The file jobcentre.php is just like the name says, it is similar to a real job centre. It knows about the available jobs and can give the jobs to workers who want to work. But you can name it whatever you like. Or let say it don’t gives the jobs to the workers, it simply start the workers and the workers look by their own for available jobs assign them to themselves.
It is similar to queue.php but this script starts the workers.php – also in own thread without blocking anything. It starts as many workers as you needs, it really depends on your system resources. Start with maybe 3 workers and try it with more. Personally I use 8 workers for one of our bigger projects.
So here is how jobcentre.php could look like:
1 2 3 4 5 6 7 8 9 10 11 12 13 14 |
$workers_to_start = 8; for ($worker = 0 ; $worker < $workers_to_start ; $worker++) { $last_worker_id++; echo "Starting Worker " . ($worker + 1); $workerDir = __DIR__ . "/"; $workerScript = $workerDir . "worker.php"; $logFile = $workerDir . "log_worker_{$last_worker_id}.txt"; echo "\n"; $cmd = 'nohup nice -n 10 php ' . $workerScript . ' -- -i' . $last_worker_id . ' > ' . $logFile . ' & printf "%u" $!'; //echo $cmd . "\n"; $pid = shell_exec($cmd); sleep(1); echo " - PID=" . $pid . "\n"; } |
The worker.php script can do whatevery you want. In my case it generated the thumbnails. It consists of an endless loop which picks one unassigned task from the queue. If there are no more tasks available it justs exits.

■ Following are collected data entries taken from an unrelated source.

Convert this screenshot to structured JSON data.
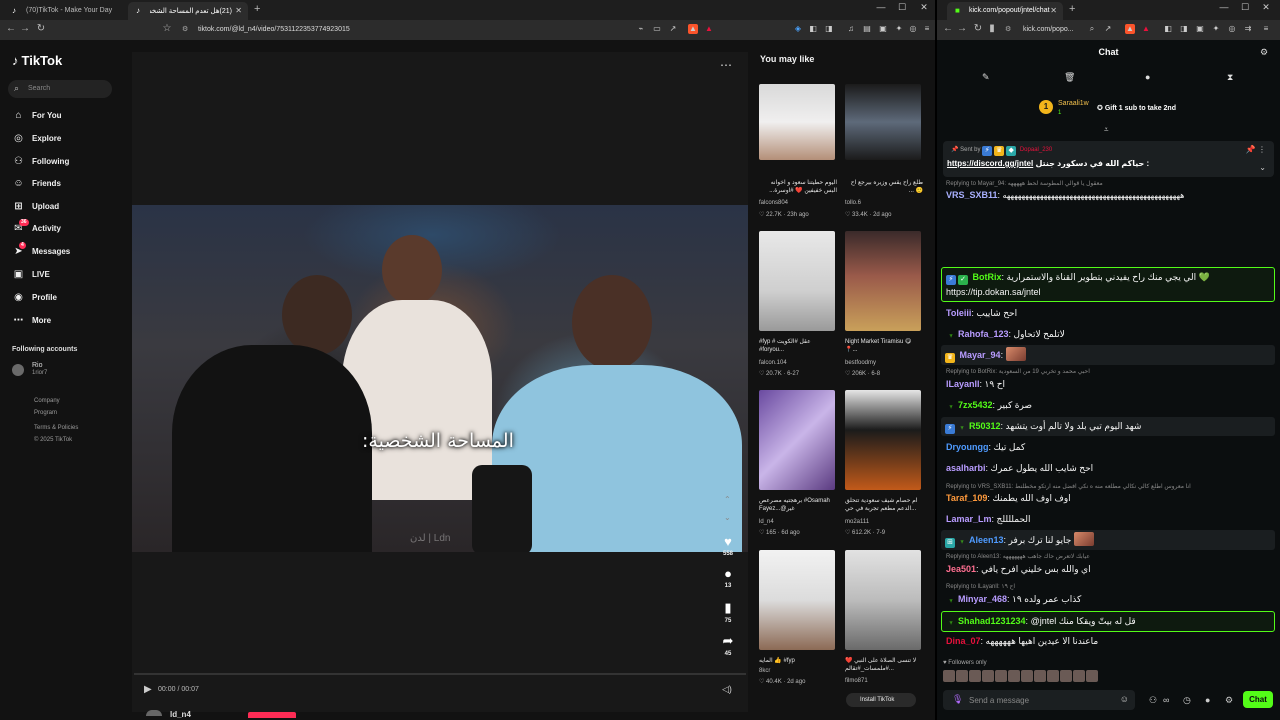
{
  "left_browser": {
    "tabs": [
      {
        "label": "(70)TikTok - Make Your Day"
      },
      {
        "label": "(21)هل تعدم المساحة الشخصية"
      }
    ],
    "url": "tiktok.com/@ld_n4/video/7531122353774923015"
  },
  "tiktok": {
    "logo": "TikTok",
    "search_placeholder": "Search",
    "nav": [
      {
        "label": "For You",
        "icon": "home-icon"
      },
      {
        "label": "Explore",
        "icon": "compass-icon"
      },
      {
        "label": "Following",
        "icon": "following-icon"
      },
      {
        "label": "Friends",
        "icon": "friends-icon"
      },
      {
        "label": "Upload",
        "icon": "upload-icon"
      },
      {
        "label": "Activity",
        "icon": "activity-icon",
        "badge": "36"
      },
      {
        "label": "Messages",
        "icon": "messages-icon",
        "badge": "4"
      },
      {
        "label": "LIVE",
        "icon": "live-icon"
      },
      {
        "label": "Profile",
        "icon": "profile-icon"
      },
      {
        "label": "More",
        "icon": "more-icon"
      }
    ],
    "following_title": "Following accounts",
    "following_accounts": [
      {
        "name": "Rio",
        "handle": "1rior7"
      }
    ],
    "footer": [
      "Company",
      "Program",
      "Terms & Policies",
      "© 2025 TikTok"
    ],
    "video": {
      "caption": "المساحة الشخصية:",
      "watermark": "لدن | Ldn",
      "time": "00:00 / 00:07",
      "author": "ld_n4",
      "likes": "558",
      "comments": "13",
      "saves": "75",
      "shares": "45"
    },
    "you_may_like_title": "You may like",
    "install_label": "Install TikTok",
    "recommendations": [
      {
        "title": "اليوم حطيتنا سعود و اخوانه البس خفيفين ❤️ #اوسرة...",
        "author": "falcons804",
        "likes": "22.7K",
        "age": "23h ago"
      },
      {
        "title": "طلع راح يقس وزيره بيرجع اح 🙂 ...",
        "author": "tollo.6",
        "likes": "33.4K",
        "age": "2d ago"
      },
      {
        "title": "#fyp # عقل #الكويت #foryou...",
        "author": "falcon.104",
        "likes": "20.7K",
        "age": "6-27"
      },
      {
        "title": "Night Market Tiramisu 😋 📍...",
        "author": "bestfoodmy",
        "likes": "206K",
        "age": "6-8"
      },
      {
        "title": "برهجتيه مصرعص #Osamah Fayez...@غير",
        "author": "ld_n4",
        "likes": "165",
        "age": "6d ago"
      },
      {
        "title": "ام حصام شيف سعودية تتحلق ...الدعم مطعم تجربة في حي",
        "author": "mo2a111",
        "likes": "612.2K",
        "age": "7-9"
      },
      {
        "title": "المايه 👍 #fyp",
        "author": "8kcr",
        "likes": "40.4K",
        "age": "2d ago"
      },
      {
        "title": "لا تنسى الصلاة على النبي ❤️ #ملمسات_#تقالم...",
        "author": "filmo871",
        "likes": "",
        "age": ""
      }
    ]
  },
  "right_browser": {
    "tab_label": "kick.com/popout/jntel/chat",
    "url": "kick.com/popo..."
  },
  "chat": {
    "title": "Chat",
    "leaderboard": {
      "rank": "1",
      "name": "Saraali1w",
      "count": "1",
      "gift_label": "Gift 1 sub to take 2nd"
    },
    "pinned": {
      "sent_by": "Sent by",
      "sender": "Dopaal_230",
      "text": "حياكم الله في دسكورد جنتل :",
      "link": "https://discord.gg/jntel"
    },
    "messages": [
      {
        "user": "VRS_SXB11",
        "color": "#a9b0ff",
        "text": "ههههههههههههههههههههههههههههههههههههههههههههههههه",
        "reply": "Replying to Mayar_94: معقول يا قوالي المطوسة لحظ هههههه"
      },
      {
        "user": "BotRix",
        "color": "#53fc18",
        "text": "الي يجي منك راح يفيدني بتطوير القناة والاستمرارية 💚 https://tip.dokan.sa/jntel"
      },
      {
        "user": "Toleiii",
        "color": "#b89cff",
        "text": "احح شاييب"
      },
      {
        "user": "Rahofa_123",
        "color": "#b89cff",
        "text": "لاتلمح لاتحاول"
      },
      {
        "user": "Mayar_94",
        "color": "#b89cff",
        "text": ""
      },
      {
        "user": "lLayanll",
        "color": "#b89cff",
        "text": "اح ١٩",
        "reply": "Replying to BotRix: احبي محمد و تخربي 19 من السعودية"
      },
      {
        "user": "7zx5432",
        "color": "#53fc18",
        "text": "صرة كبير"
      },
      {
        "user": "R50312",
        "color": "#53fc18",
        "text": "شهد اليوم تبي بلد ولا تالم أوت يتشهد"
      },
      {
        "user": "Dryoungg",
        "color": "#4f9bff",
        "text": "كمل تيك"
      },
      {
        "user": "asalharbi",
        "color": "#b89cff",
        "text": "احح شايب الله يطول عمرك"
      },
      {
        "user": "Taraf_109",
        "color": "#ff9a3c",
        "text": "اوف اوف الله يطمنك",
        "reply": "Replying to VRS_SXB11: انا معروس اطلع كالي نكالي مطلعه منه ه نكي افضل منه ارتكو مخطلنط"
      },
      {
        "user": "Lamar_Lm",
        "color": "#b89cff",
        "text": "الحمللللج"
      },
      {
        "user": "Aleen13",
        "color": "#4f9bff",
        "text": "جايو لنا ترك برفر"
      },
      {
        "user": "Jea501",
        "color": "#ff6f91",
        "text": "اي والله بس خليني افرح يافي",
        "reply": "Replying to Aleen13: عيابك لاتعرض حاك جاهب هههههههه"
      },
      {
        "user": "Minyar_468",
        "color": "#b89cff",
        "text": "كذاب عمر ولده ١٩",
        "reply": "Replying to lLayanll: اح ١٩"
      },
      {
        "user": "Shahad1231234",
        "color": "#53fc18",
        "text": "@jntel قل له بيتّ ويقكا منك"
      },
      {
        "user": "Dina_07",
        "color": "#e9113c",
        "text": "ماعندنا الا عيدين اهيها ههههههه"
      }
    ],
    "followers_only": "Followers only",
    "input_placeholder": "Send a message",
    "send_label": "Chat"
  }
}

In my case I used the image magick convert to generate the thumbnails. In my experience convert is way faster than any php image processing libs I tested. And it works in multiple threads. So, the worker simply executed the convert command using “system” or “shell_exec” but this time synchronously. It waited for the command to end and saved the return code and output to the database.
TLDR
execute php or any other linux scripts in the background without blocking the main thread with:
1 2 3 4 |
$workerScript = "/full/path/to/longTask.php"; $logFile = "mylogfile.log"; $cmd = 'nohup nice -n 10 php ' . $workerScript . ' > ' . $logFile . ' & printf "%u" $!'; $pid = shell_exec($cmd); |
Conclusion
This is a simple method to execute anything in the background. There might be better ways of doing this. I found a framework just for this, called kraken but I didn’t test it yet. You can use it to do some long taking work in the background for example thumbnail generation or E-Mail queue.
PS: I might create an example code on github if anyoe is interested.